Other News… We did a fair bit of background work on a project that I feel is very worthwhile here in Zimbabwe and also in Zambia and Malawi called Happy Readers. Essentially this is a project designed by educationalists to support junior schools with teacher training and books at grass roots level to ensure kids get a proper start in this essential skill. Covid came and our focus shifted to survival and now things are moving forward in a better trajectory I am wanting to get this back on track with us identifying a particular school or if possible, several schools in the Gonarezhou area of Zimbabwe. We plan to do this with our own contributions and also adding a small amount to each of our invoices to help support this project which is much needed and worthwhile. As we get the plans finalised, we will keep everyone posted, and you can follow the progress we make. https://www.happy-readers.com/ |

From the Campfire…
An often talked about topic on safari is about vision and how incredible it all seems to us as to how the creatures around us see the World. This discussion is often started when you look at a Zebras stripes which seem so clear to us and that how could they be used for camouflage and what is their purpose. So, I have here some incredible information about this topic of vision, which will amaze you and what I learnt went against all that I thought. Firstly, humans have incredible eyesight and one of the best around – in my younger days anyway, which can pick up details and colours that many other animals cannot, so the maths is that we on a clear day could pick out Zebra stripes at about 200 metres, Lions can only do this at 90mand Hyaenas at about 50metres. So generally, they would only see a Zebra as a grey animal from a distance before the actual hunt starts.

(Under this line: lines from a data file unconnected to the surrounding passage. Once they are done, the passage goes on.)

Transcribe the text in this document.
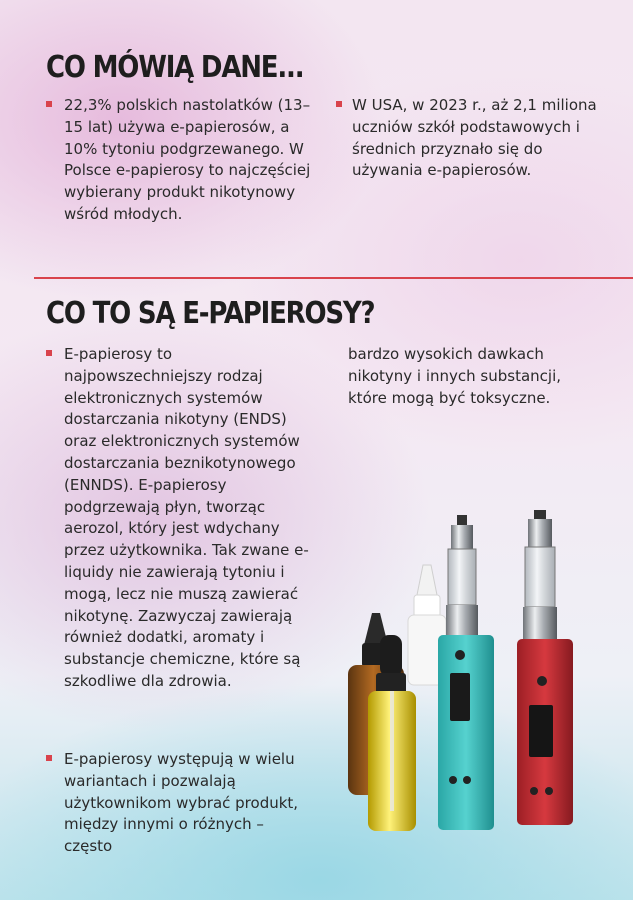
CO MÓWIĄ DANE...
22,3% polskich nastolatków (13–15 lat) używa e-papierosów, a 10% tytoniu podgrzewanego. W Polsce e-papierosy to najczęściej wybierany produkt nikotynowy wśród młodych.
W USA, w 2023 r., aż 2,1 miliona uczniów szkół podstawowych i średnich przyznało się do używania e-papierosów.
CO TO SĄ E-PAPIEROSY?
E-papierosy to najpowszechniejszy rodzaj elektronicznych systemów dostarczania nikotyny (ENDS) oraz elektronicznych systemów dostarczania beznikotynowego (ENNDS). E-papierosy podgrzewają płyn, tworząc aerozol, który jest wdychany przez użytkownika. Tak zwane e-liquidy nie zawierają tytoniu i mogą, lecz nie muszą zawierać nikotynę. Zazwyczaj zawierają również dodatki, aromaty i substancje chemiczne, które są szkodliwe dla zdrowia.
E-papierosy występują w wielu wariantach i pozwalają użytkownikom wybrać produkt, między innymi o różnych – często
bardzo wysokich dawkach nikotyny i innych substancji, które mogą być toksyczne.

An animal’s acuity of vision is calculated – please don’t ask me how – in a scale called cycles per degree (CPD). To put that physically if you hold out your thumb at arm’s length your nail would represent about a degree of vision, so for those with youthful vision it should be possible to make out 60 to 70 thin stripes if they were there on your nail, so our score is 60 to 70 CPD. Now here is the incredible part if you relate that to other animals you know – The current record holder is the Wedge Tailed Eagle from Australia that goes up to 138 CPD allowing it to spot a rat over a mile away!! Black Eagles researched in Zimbabwe must have very similar numbers from the records of their hunts and being able to see a Rock Hyrax at 5km!! Here are some others that amaze me –Giraffes 27 CPD I always thought they had incredible vision? – Cheetahs 23CPD!!– And here is the amazing one to me, a lion only has a record of 13CPD which is marginally above the threshold for legal blindness in humans which sits at 10CPD. A bee has only 1 CPD!! – I think this all highlights how good our vision is but how other creatures combine all this information with a whole range of other senses to picture their world and not in a way that we can envisage.
Keep safe and well and hope to see you on safari in Africa.